Dopamine spikes when the creature approaches food (food_near to DA pathway). Serotonin spikes on enemy or poison contact. Learning only occurs when neuromodulator levels are elevated - this is the three-factor gating mechanism in action.
| Feature | Bio Brain | Typical RL Agent | Real Brain |
|---|---|---|---|
| Neuron model | Izhikevich (biophysical) | None (abstract) | Hodgkin-Huxley |
| Discrete spikes | Yes | No | Yes |
| Continuous time | 1ms steps | Discrete episodes | Continuous |
| Embodiment | Sensorimotor loop | Abstract state space | Full body |
| Learning rule | STDP + neuromodulation | Backpropagation | STDP + neuromodulation |
| Online learning | During lifetime | Batch training | During lifetime |
| Neurotransmitters | DA, 5-HT | None | DA, 5-HT, ACh, NE, ... |
| E/I balance | Explicit | No distinction | Explicit |
| Scale | ~30 neurons | ~millions of params | ~86 billion (human) |
Each extension should be added one at a time with thorough testing after each change. Multiple simultaneous additions tend to break the delicate balance of spiking network dynamics.
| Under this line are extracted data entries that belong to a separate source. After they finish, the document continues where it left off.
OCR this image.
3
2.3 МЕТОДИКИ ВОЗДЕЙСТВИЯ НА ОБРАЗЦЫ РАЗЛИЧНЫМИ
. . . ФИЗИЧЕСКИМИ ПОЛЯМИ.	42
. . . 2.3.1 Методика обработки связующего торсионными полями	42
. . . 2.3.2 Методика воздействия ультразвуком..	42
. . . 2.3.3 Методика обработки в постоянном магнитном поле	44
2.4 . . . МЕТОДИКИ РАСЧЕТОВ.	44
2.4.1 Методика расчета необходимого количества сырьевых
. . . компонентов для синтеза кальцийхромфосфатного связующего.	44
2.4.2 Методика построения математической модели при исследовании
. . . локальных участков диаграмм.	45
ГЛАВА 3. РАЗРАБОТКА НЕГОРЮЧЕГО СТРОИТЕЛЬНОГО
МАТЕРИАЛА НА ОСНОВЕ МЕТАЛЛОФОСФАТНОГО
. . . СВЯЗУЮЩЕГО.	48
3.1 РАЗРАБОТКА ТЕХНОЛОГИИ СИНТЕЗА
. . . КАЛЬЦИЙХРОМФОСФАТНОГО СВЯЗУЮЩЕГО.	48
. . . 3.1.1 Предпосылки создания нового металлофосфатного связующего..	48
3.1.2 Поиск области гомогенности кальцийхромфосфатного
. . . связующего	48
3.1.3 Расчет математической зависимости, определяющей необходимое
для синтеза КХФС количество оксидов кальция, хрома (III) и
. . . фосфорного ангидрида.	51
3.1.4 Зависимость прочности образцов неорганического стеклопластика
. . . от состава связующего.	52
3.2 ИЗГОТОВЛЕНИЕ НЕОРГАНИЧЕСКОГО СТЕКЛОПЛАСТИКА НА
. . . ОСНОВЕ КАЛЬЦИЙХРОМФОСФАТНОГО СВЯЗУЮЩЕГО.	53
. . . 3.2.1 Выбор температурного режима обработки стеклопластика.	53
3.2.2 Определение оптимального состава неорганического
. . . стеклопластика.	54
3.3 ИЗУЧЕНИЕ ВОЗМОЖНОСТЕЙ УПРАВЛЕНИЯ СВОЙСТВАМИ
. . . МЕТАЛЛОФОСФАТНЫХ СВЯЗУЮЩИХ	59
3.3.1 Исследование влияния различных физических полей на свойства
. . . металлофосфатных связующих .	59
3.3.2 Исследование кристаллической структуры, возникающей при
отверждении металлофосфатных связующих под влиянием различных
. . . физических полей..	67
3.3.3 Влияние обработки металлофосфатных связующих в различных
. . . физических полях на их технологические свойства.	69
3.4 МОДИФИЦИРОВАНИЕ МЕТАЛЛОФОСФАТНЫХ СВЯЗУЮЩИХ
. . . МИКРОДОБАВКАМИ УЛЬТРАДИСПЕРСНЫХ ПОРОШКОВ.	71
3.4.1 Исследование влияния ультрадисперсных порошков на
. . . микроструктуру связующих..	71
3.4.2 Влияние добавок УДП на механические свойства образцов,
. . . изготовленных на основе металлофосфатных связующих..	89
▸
- Refractory period (2ms absolute)
- Axonal transmission delays (1-3ms)
- 8-directional vision (octant-based)
- Kenyon Cells and mushroom body sparse coding
- Obstacles in world with collision detection
- Octopamine arousal system
- Reward Prediction Error (RPE)
- Short-Term Synaptic Depression (Tsodyks-Markram)
- Homeostatic synaptic scaling (Turrigiano 2008)
- Multiple creature population
- Genetic evolution of network topology
MIT License - see LICENSE file for details.